Although none of the six people directly implicated in a Kansas University ticket scandal still work for Kansas Athletics Inc., this mess is far from over for KU and its athletic department.
The doubts that an investigative report released Wednesday cast on the entire ticketing system for KU football and men’s basketball games will be hard to overcome.
At Wednesday’s press conference, Athletic Director Lew Perkins tried to take the high road about the ticket investigation, saying, “Now that we know about it, we can correct it.” He said he was “very disappointed” at the situation, “but not discouraged.”
It will be interesting to see whether fans and supporters of the athletics department will take such a philosophical view.
The bottom line is significant. According to the internal investigation, five athletics department staff members and a paid consultant “subverted controls” on the department’s ticket system over the last five years to abscond with at least 17,609 men’s basketball tickets and 2,181 football tickets, along with KU parking passes and passes to the Arrowhead Club in Kansas City. The confirmed loss to the athletic association was $1.03 million, but auditors say that figure could grow to as much as $3 million when the investigation is complete.

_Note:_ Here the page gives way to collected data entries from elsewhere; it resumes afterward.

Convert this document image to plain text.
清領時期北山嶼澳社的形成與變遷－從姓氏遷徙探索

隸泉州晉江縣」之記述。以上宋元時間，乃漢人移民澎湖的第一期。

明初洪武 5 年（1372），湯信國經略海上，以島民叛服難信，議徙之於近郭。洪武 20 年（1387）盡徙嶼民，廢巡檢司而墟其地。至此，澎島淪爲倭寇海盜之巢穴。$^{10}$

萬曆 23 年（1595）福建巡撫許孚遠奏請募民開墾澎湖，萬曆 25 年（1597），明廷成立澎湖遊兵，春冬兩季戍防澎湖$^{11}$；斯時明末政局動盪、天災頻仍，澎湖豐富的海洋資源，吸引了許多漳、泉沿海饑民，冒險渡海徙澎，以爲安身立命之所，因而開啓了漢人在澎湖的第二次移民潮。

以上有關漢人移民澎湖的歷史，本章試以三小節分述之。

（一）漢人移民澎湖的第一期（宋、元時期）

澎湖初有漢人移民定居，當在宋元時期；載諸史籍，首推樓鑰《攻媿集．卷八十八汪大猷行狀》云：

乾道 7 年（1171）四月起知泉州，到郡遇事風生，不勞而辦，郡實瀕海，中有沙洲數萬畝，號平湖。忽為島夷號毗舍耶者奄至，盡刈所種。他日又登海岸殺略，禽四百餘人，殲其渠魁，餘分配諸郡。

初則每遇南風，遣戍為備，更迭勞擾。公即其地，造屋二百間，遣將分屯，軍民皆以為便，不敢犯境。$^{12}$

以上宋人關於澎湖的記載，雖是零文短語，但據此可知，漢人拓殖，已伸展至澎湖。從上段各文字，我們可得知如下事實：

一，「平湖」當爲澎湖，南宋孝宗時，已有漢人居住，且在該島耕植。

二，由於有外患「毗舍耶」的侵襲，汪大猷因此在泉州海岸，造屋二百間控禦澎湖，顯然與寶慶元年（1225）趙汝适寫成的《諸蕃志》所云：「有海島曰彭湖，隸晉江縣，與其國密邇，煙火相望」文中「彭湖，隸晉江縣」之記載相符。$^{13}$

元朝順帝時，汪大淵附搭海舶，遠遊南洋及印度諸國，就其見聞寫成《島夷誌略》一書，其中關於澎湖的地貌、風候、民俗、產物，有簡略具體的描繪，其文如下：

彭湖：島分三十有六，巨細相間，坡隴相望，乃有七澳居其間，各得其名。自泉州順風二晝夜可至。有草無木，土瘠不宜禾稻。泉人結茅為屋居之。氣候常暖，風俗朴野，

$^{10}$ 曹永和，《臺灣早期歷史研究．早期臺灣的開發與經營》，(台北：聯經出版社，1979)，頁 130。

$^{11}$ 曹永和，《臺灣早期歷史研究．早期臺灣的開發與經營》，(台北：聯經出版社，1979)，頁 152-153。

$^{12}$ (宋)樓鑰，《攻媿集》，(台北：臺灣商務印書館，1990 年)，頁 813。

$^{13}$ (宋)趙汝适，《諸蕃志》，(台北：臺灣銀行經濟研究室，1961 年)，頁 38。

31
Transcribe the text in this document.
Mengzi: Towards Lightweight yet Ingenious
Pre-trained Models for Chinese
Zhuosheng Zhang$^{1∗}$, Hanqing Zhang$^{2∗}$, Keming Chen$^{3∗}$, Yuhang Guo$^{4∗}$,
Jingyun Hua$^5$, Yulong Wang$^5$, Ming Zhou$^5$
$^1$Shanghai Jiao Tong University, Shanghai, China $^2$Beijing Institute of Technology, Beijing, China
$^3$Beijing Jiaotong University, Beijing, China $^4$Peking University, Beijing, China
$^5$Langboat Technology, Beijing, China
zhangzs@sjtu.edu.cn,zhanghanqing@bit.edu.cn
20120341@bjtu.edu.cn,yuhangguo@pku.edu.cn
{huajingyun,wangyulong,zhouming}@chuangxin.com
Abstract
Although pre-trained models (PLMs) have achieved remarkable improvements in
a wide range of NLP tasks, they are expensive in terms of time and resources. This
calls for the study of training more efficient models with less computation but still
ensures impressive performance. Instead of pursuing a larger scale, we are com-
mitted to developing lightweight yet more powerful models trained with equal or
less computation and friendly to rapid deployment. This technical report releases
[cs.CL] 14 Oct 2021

Although the investigators, Perkins and Chancellor Bernadette Gray-Little were all quick to say there had been no manipulation of the points system used to assign seats to Williams Fund donors, they also acknowledged that the ticket skimming had removed at least some seats from the pool that otherwise would have been available to those donors.
Restoring the trust of KU ticket buyers will be no easy task. Many donors already have questioned the integrity of KU’s money-driven points system that was supposed to bring new fairness to the allocation of season tickets. Those doubts are bound to increase. The fact that tickets, especially to men’s basketball games, are such a valuable commodity creates additional incentive for anyone who wants to subvert the system for personal gain.
Jack Focht, who represented the law firm that conducted the investigation, pointed out during the press conference that the athletic department employees implicated in this situation worked together in a way that fooled some of the nation’s best auditors and would have been hard for Perkins or others in his department to detect. Gray-Little also gave no indication at the press conference that she had lost confidence in Perkins’ ability to run the department and address the current situation. We hope that confidence is justified.
If they are lucky, KU and its athletic department now can start to put this mess behind them, but there are no guarantees. The internal investigation reports will be turned over the law enforcement agencies that will be able to subpoena records and demand testimony that Focht’s law firm couldn’t access. It will be interesting to see what additional information comes to light.
On Wednesday, Perkins said the ticket scandal caught him by surprise. Ticket sales and department revenue were up, he said, and things were going so well that he and his staff “maybe got a little complacent.”
Well, there’s certainly no room for complacency now. The spotlight shining on KU and Kansas Athletics is revealing some serious flaws that will take time to correct.